When Jay-Z headlined Glastonbury in 2008, indie kids and broadsheet journalists fell over each other to speculate just what it meant for the music fest. The truth? Not nearly as much as a set from Kylie Minogue would have. Kylie, of course, was forced to pull out of the 2005 event after being diagnosed with breast cancer, though she thankfully responded to treatment and got back on the road soon after. Despite the middling performance of so-so comeback album X in 2007, the pop princess went on her first ever US tour this year, with the dates including a show at New York's Hammerstein Ballroom on October 13. Of the 26 songs she played that night, all but one (newie 'Better Than Today' is excluded), have been captured for this download-only release.

The career-spanning tracklisting isn't a million miles away from that of 2007's Showgirl Homecoming Live album, which got a proper CD release, but it's easy to understand why the elder Minogue sister - and her newly-won American devotees - would want a document of her stateside trip. What's surprising, however, is just what a fantastic listen Live In New York is for the casual Kylie fan - despite its length and inevitable lulls over the runtime.

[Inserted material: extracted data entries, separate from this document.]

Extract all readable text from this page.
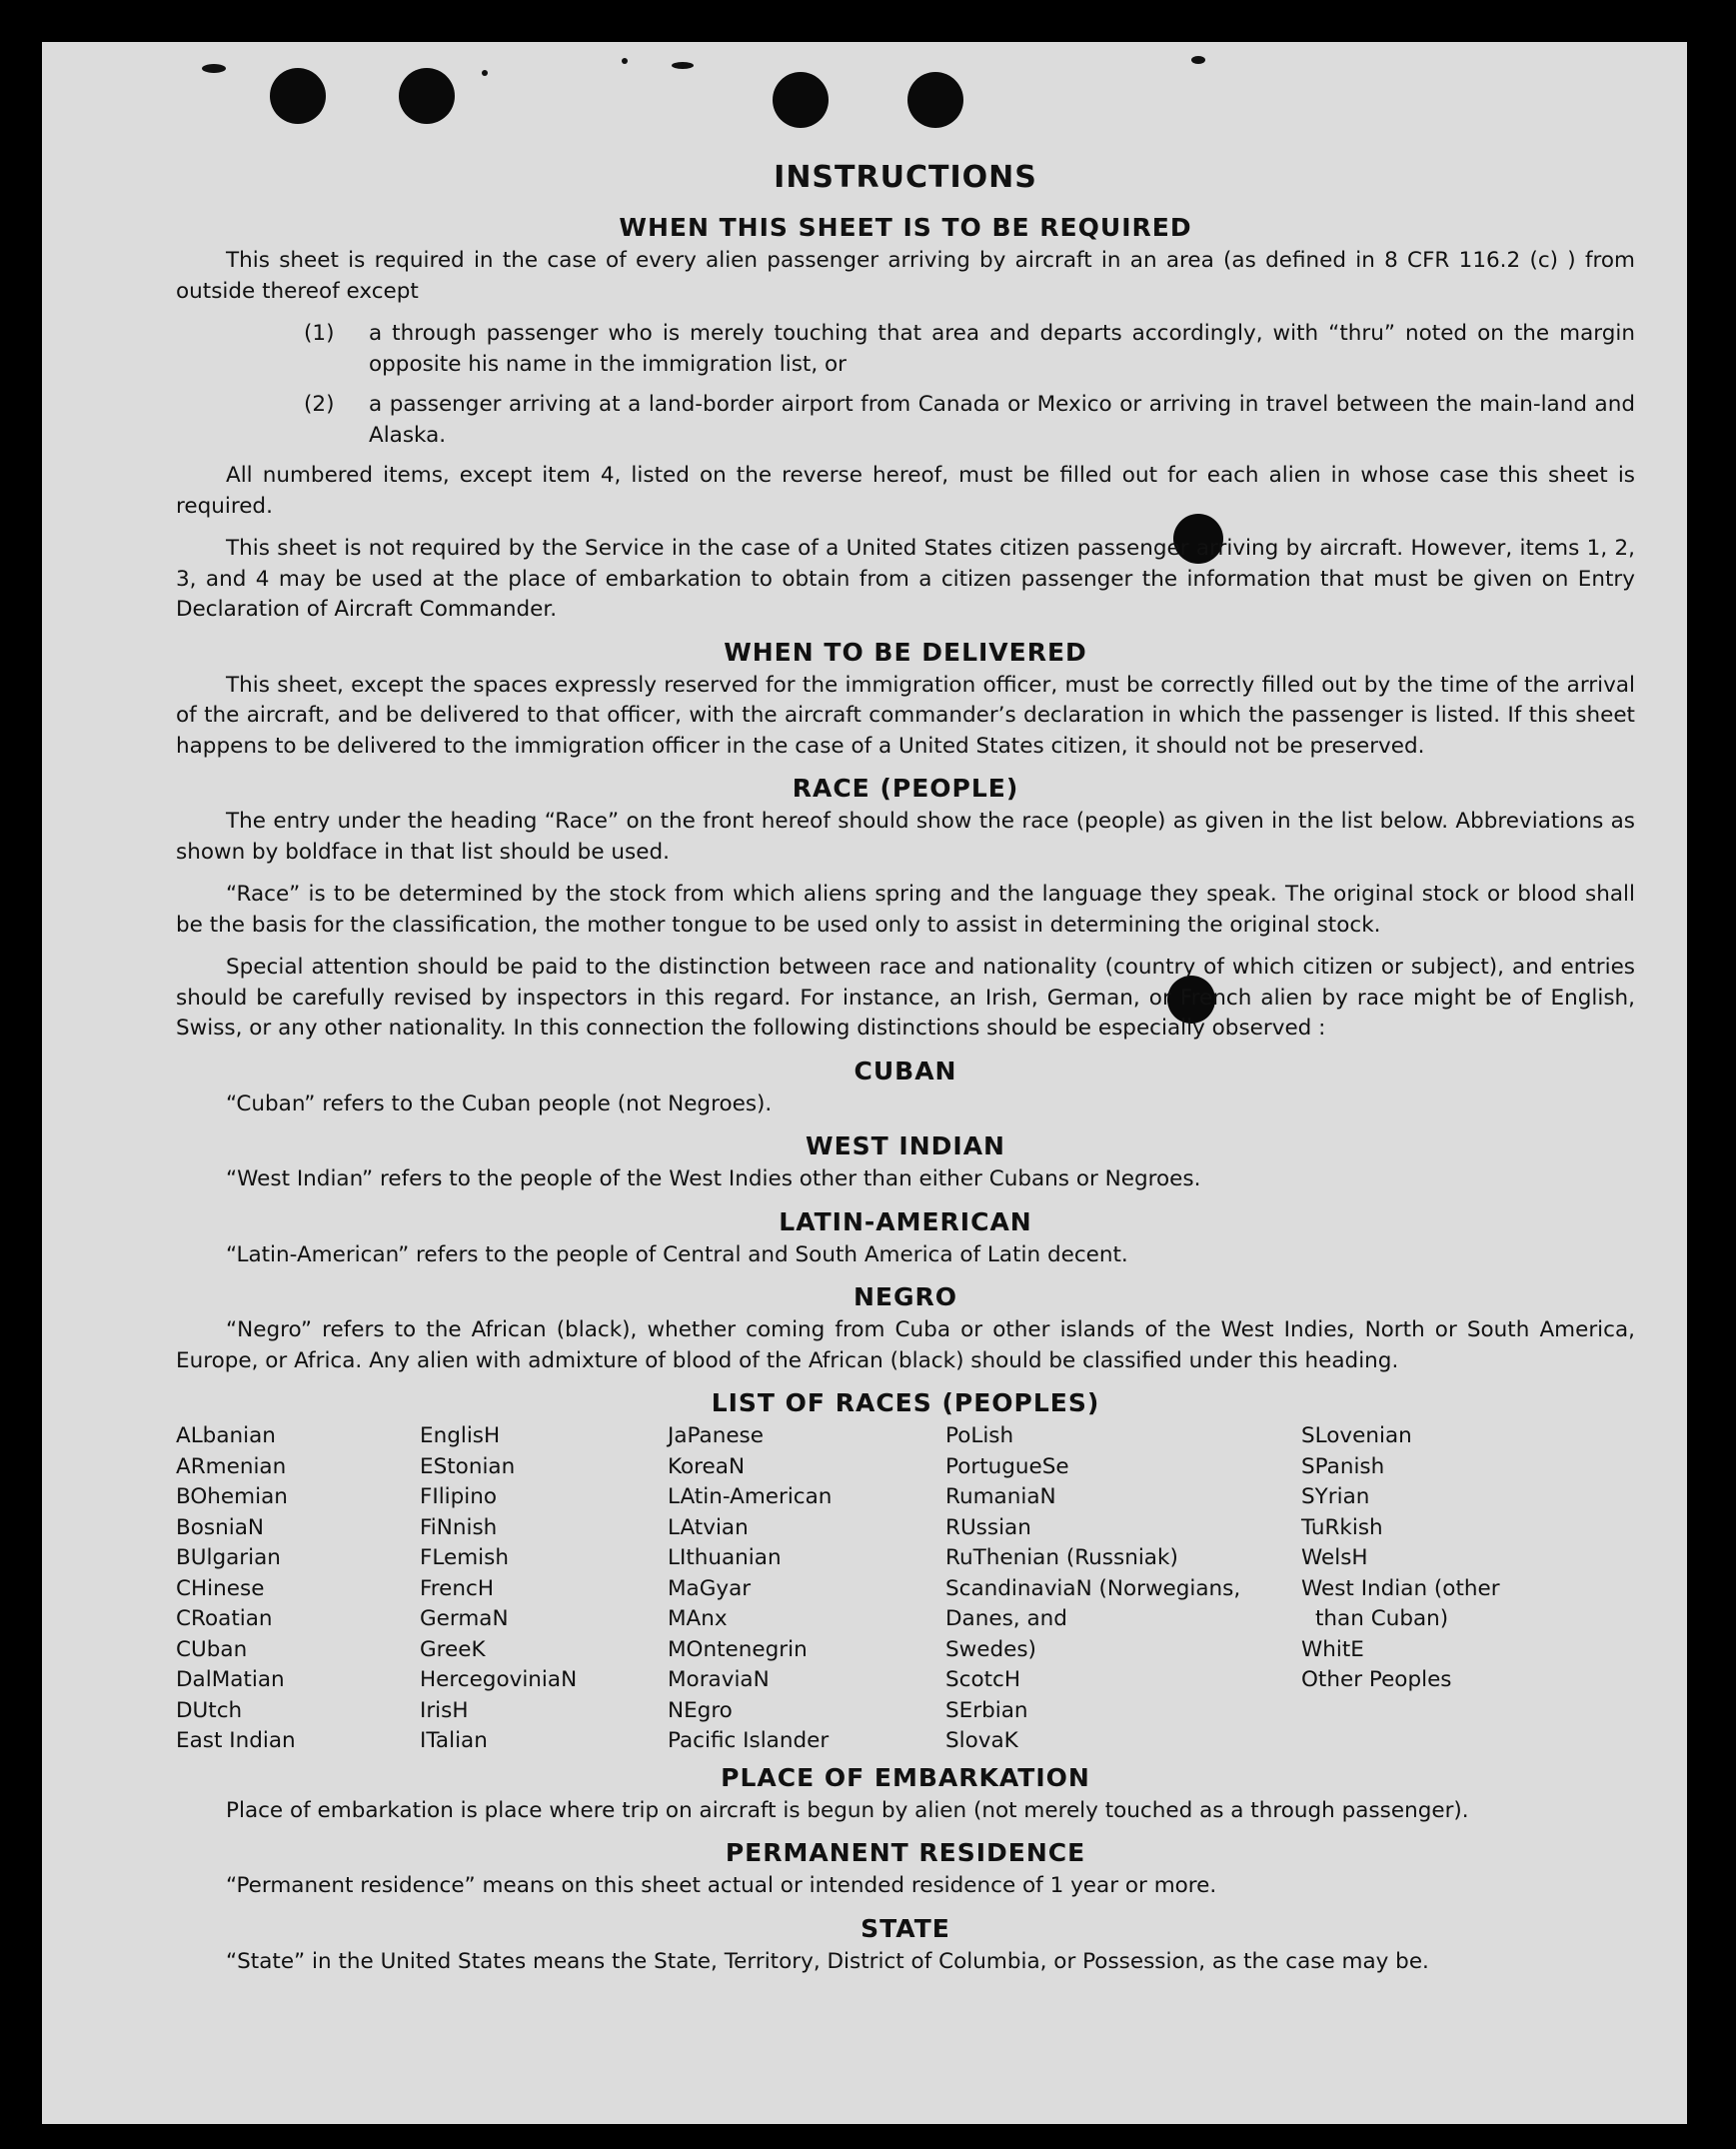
INSTRUCTIONS
WHEN THIS SHEET IS TO BE REQUIRED

This sheet is required in the case of every alien passenger arriving by aircraft in an area (as defined in 8 CFR 116.2 (c) ) from outside thereof except

(1)	a through passenger who is merely touching that area and departs accordingly, with “thru” noted on the margin opposite his name in the immigration list, or
(2)	a passenger arriving at a land-border airport from Canada or Mexico or arriving in travel between the main-land and Alaska.

All numbered items, except item 4, listed on the reverse hereof, must be filled out for each alien in whose case this sheet is required.

This sheet is not required by the Service in the case of a United States citizen passenger arriving by aircraft. However, items 1, 2, 3, and 4 may be used at the place of embarkation to obtain from a citizen passenger the information that must be given on Entry Declaration of Aircraft Commander.

WHEN TO BE DELIVERED

This sheet, except the spaces expressly reserved for the immigration officer, must be correctly filled out by the time of the arrival of the aircraft, and be delivered to that officer, with the aircraft commander’s declaration in which the passenger is listed. If this sheet happens to be delivered to the immigration officer in the case of a United States citizen, it should not be preserved.

RACE (PEOPLE)

The entry under the heading “Race” on the front hereof should show the race (people) as given in the list below. Abbreviations as shown by boldface in that list should be used.

“Race” is to be determined by the stock from which aliens spring and the language they speak. The original stock or blood shall be the basis for the classification, the mother tongue to be used only to assist in determining the original stock.

Special attention should be paid to the distinction between race and nationality (country of which citizen or subject), and entries should be carefully revised by inspectors in this regard. For instance, an Irish, German, or French alien by race might be of English, Swiss, or any other nationality. In this connection the following distinctions should be especially observed :

CUBAN

“Cuban” refers to the Cuban people (not Negroes).

WEST INDIAN

“West Indian” refers to the people of the West Indies other than either Cubans or Negroes.

LATIN-AMERICAN

“Latin-American” refers to the people of Central and South America of Latin decent.

NEGRO

“Negro” refers to the African (black), whether coming from Cuba or other islands of the West Indies, North or South America, Europe, or Africa. Any alien with admixture of blood of the African (black) should be classified under this heading.

LIST OF RACES (PEOPLES)
ALbanian
ARmenian
BOhemian
BosniaN
BUlgarian
CHinese
CRoatian
CUban
DalMatian
DUtch
East Indian
EnglisH
EStonian
FIlipino
FiNnish
FLemish
FrencH
GermaN
GreeK
HercegoviniaN
IrisH
ITalian
JaPanese
KoreaN
LAtin-American
LAtvian
LIthuanian
MaGyar
MAnx
MOntenegrin
MoraviaN
NEgro
Pacific Islander
PoLish
PortugueSe
RumaniaN
RUssian
RuThenian (Russniak)
ScandinaviaN (Norwegians,
Danes, and
Swedes)
ScotcH
SErbian
SlovaK
SLovenian
SPanish
SYrian
TuRkish
WelsH
West Indian (other
than Cuban)
WhitE
Other Peoples
PLACE OF EMBARKATION

Place of embarkation is place where trip on aircraft is begun by alien (not merely touched as a through passenger).

PERMANENT RESIDENCE

“Permanent residence” means on this sheet actual or intended residence of 1 year or more.

STATE

“State” in the United States means the State, Territory, District of Columbia, or Possession, as the case may be.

Kicking off with a movie theme overture before slamming into 'Light Years', the record serves up hit after hit dripping with raw live energy until it reaches the breathless finale of 'Love At First Sight'. Producer and longtime collaborator Steve Anderson has resisted the urge to meddle too much with the recording, leaving the crowd pleasingly high in the mix and the vocals and backings competing for your attention as if you were in third-row centre.

Along with the effortless sass of Kylie's banter with the crowd ("You were first in line at 2am? You nutcase!"), what strikes you early on is the incredible pop literacy of Minogue and her team when putting the show together. Among other nods, 'Burning Up' is mashed together with Madonna's 'Vogue', 'Can't Get You Out Of My Head' borrows from New Order's 'Blue Monday', and, best of all, the ravetastic mix of 'Spinning Around' in the 'Everything Taboo' medley cheekily pinches hooks from Ce Ce Peniston's 'Finally', Black Box's 'Ride On Time', Eminem's 'The Real Slim Shady' and more. With so much going on musically, it's no wonder that you rarely miss the visuals.

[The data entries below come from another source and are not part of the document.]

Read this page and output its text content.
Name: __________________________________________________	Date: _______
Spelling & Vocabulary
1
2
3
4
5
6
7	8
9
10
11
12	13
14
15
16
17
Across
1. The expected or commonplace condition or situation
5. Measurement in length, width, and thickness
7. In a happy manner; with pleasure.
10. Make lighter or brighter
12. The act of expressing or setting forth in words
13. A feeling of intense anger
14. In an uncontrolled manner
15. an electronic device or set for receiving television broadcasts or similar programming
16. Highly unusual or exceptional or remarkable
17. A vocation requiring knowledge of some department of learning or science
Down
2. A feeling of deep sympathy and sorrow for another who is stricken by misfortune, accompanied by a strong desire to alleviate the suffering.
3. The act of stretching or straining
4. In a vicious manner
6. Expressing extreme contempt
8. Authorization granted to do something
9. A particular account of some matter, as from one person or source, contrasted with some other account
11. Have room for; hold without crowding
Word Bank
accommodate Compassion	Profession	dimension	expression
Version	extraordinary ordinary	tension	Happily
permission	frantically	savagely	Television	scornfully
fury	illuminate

While she's never boasted the single-minded self-determination of Madonna or David Bowie, Live In New York shows that Kylie is far from a jagged pop culture mirror like Britney Spears, who's arguably used to reflect (and distort) the wants of her fans, critics and musical collaborators in her work. She's somewhere in between - and this indefinable nature has proved central to her lasting appeal. A section midway through this set, in which she slips from the Warp-esque 'Slow' through '2 Hearts' (featuring horns that would make Mark Ronson weep with envy) to 'Red Blooded Woman'/'Where The Wild Roses Grow' shows off her twisted charm in all its glory.

As Louis Walsh was so keen to point out on this year's X Factor, Kylie is certainly no Mariah Carey when it comes to vocal acrobatics. However, unlike some of Walsh's charges, she never misses a note and is second-to-none as a pop singer, injecting every syllable with sex, soul and style. On the big band overhaul of 'Locomotion', hotel bar jazz of 'I Should Be So Lucky' and 00s update of 'Shocked' she proves to any doubters that it was her magnetism as much as Stock, Aitken and Waterman's pop nous that won us over way back when. On this evidence, if Kylie's hooked up with the right people (and that's admittedly a big if), it'd be hard to bet against 2010 being the year of her triumphant studio return.